I’d be slightly wary of too much running, especially if you’re doing it on pavements and roads. I was a regular cross country runner throughout my 40s and early 50s (8-10km, 3-4 x pw) and I really loved it, but now, at 59, one of my knees is pretty buggered.
I still run a bit, but only on a treadmill and never more than 5k. I know lots of women continue to run happily into their 60s and beyond, but if running is your thing I’d start to take good quality joint supplements as a priority - glucosamine, condroitin, cod liver oil and creatine to help build muscle.
As a pp said, your face is going to do what it will according to your genetics and sun exposure, and no amount of expensive unguent will change that, although I do think daily facial and lymphatic massage helps a bit.

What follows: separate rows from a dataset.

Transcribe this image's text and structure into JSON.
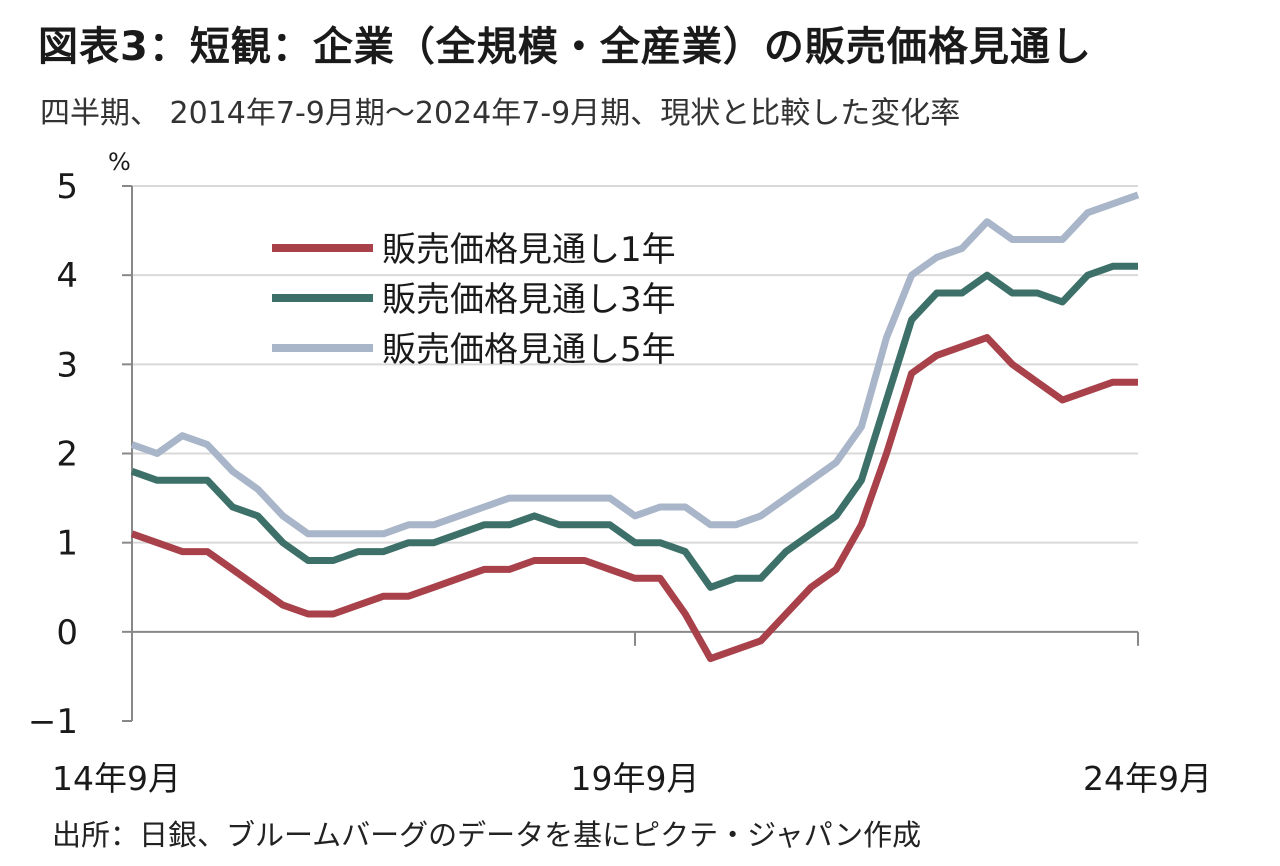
{
  "title": "図表3：短観：企業（全規模・全産業）の販売価格見通し",
  "subtitle": "四半期、 2014年7-9月期～2024年7-9月期、現状と比較した変化率",
  "source": "出所：日銀、ブルームバーグのデータを基にピクテ・ジャパン作成",
  "colors": {
    "series1": "#a8414a",
    "series2": "#3d7068",
    "series3": "#a9b5c8",
    "grid": "#d9d9d9",
    "axis": "#888888"
  },
  "chart_data": {
    "type": "line",
    "unit_label": "%",
    "ylim": [
      -1,
      5
    ],
    "yticks": [
      5,
      4,
      3,
      2,
      1,
      0,
      -1
    ],
    "ytick_labels": [
      "5",
      "4",
      "3",
      "2",
      "1",
      "0",
      "−1"
    ],
    "grid": true,
    "legend_position": "top-left",
    "x_tick_labels": [
      {
        "index": 0,
        "label": "14年9月"
      },
      {
        "index": 20,
        "label": "19年9月"
      },
      {
        "index": 40,
        "label": "24年9月"
      }
    ],
    "series": [
      {
        "name": "販売価格見通し1年",
        "color": "#a8414a",
        "values": [
          1.1,
          1.0,
          0.9,
          0.9,
          0.7,
          0.5,
          0.3,
          0.2,
          0.2,
          0.3,
          0.4,
          0.4,
          0.5,
          0.6,
          0.7,
          0.7,
          0.8,
          0.8,
          0.8,
          0.7,
          0.6,
          0.6,
          0.2,
          -0.3,
          -0.2,
          -0.1,
          0.2,
          0.5,
          0.7,
          1.2,
          2.0,
          2.9,
          3.1,
          3.2,
          3.3,
          3.0,
          2.8,
          2.6,
          2.7,
          2.8,
          2.8
        ]
      },
      {
        "name": "販売価格見通し3年",
        "color": "#3d7068",
        "values": [
          1.8,
          1.7,
          1.7,
          1.7,
          1.4,
          1.3,
          1.0,
          0.8,
          0.8,
          0.9,
          0.9,
          1.0,
          1.0,
          1.1,
          1.2,
          1.2,
          1.3,
          1.2,
          1.2,
          1.2,
          1.0,
          1.0,
          0.9,
          0.5,
          0.6,
          0.6,
          0.9,
          1.1,
          1.3,
          1.7,
          2.6,
          3.5,
          3.8,
          3.8,
          4.0,
          3.8,
          3.8,
          3.7,
          4.0,
          4.1,
          4.1
        ]
      },
      {
        "name": "販売価格見通し5年",
        "color": "#a9b5c8",
        "values": [
          2.1,
          2.0,
          2.2,
          2.1,
          1.8,
          1.6,
          1.3,
          1.1,
          1.1,
          1.1,
          1.1,
          1.2,
          1.2,
          1.3,
          1.4,
          1.5,
          1.5,
          1.5,
          1.5,
          1.5,
          1.3,
          1.4,
          1.4,
          1.2,
          1.2,
          1.3,
          1.5,
          1.7,
          1.9,
          2.3,
          3.3,
          4.0,
          4.2,
          4.3,
          4.6,
          4.4,
          4.4,
          4.4,
          4.7,
          4.8,
          4.9
        ]
      }
    ]
  }
}
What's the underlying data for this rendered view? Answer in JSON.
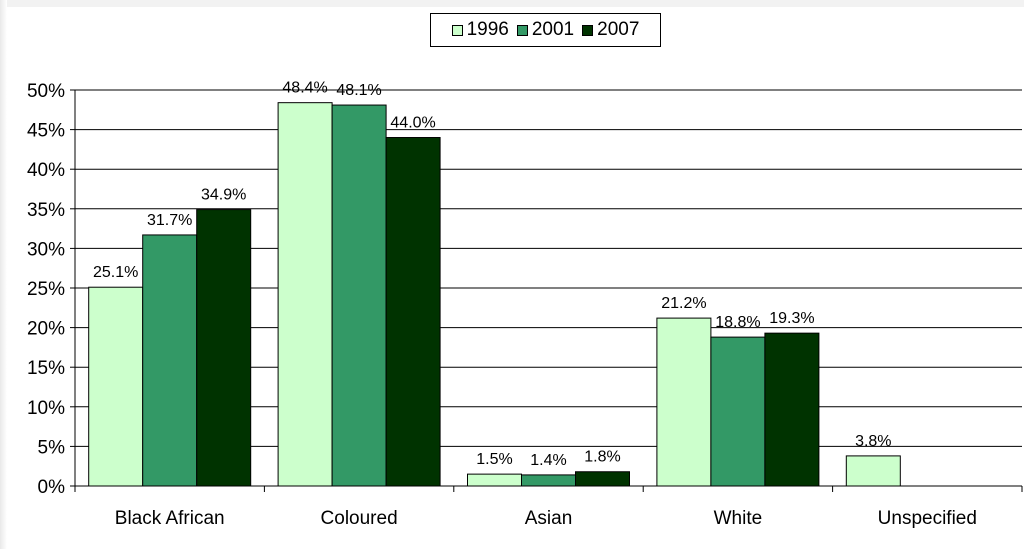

From a vantage point of 20 years your senior, I’d say that the most important thing is to do everything possible to maintain your mobility, flexibility and strength, but don’t be reckless with it. Weights, Pilates, walking, good diet. You don’t realise how vulnerable/miserable it makes you feel to be incapacitated or in chronic pain until it happens to you, and it’s the quickest destroyer of your confidence and quality of life.
I’m a lot less gung ho now in my approach to physical fitness because I know I’m not invincible, that it’s not necessarily a good thing to ‘push on through’ when your body wants to stop, or you can’t quite get into that yoga position, and that - as with most things in life - moderation and mindfulness serves you better than overdoing it.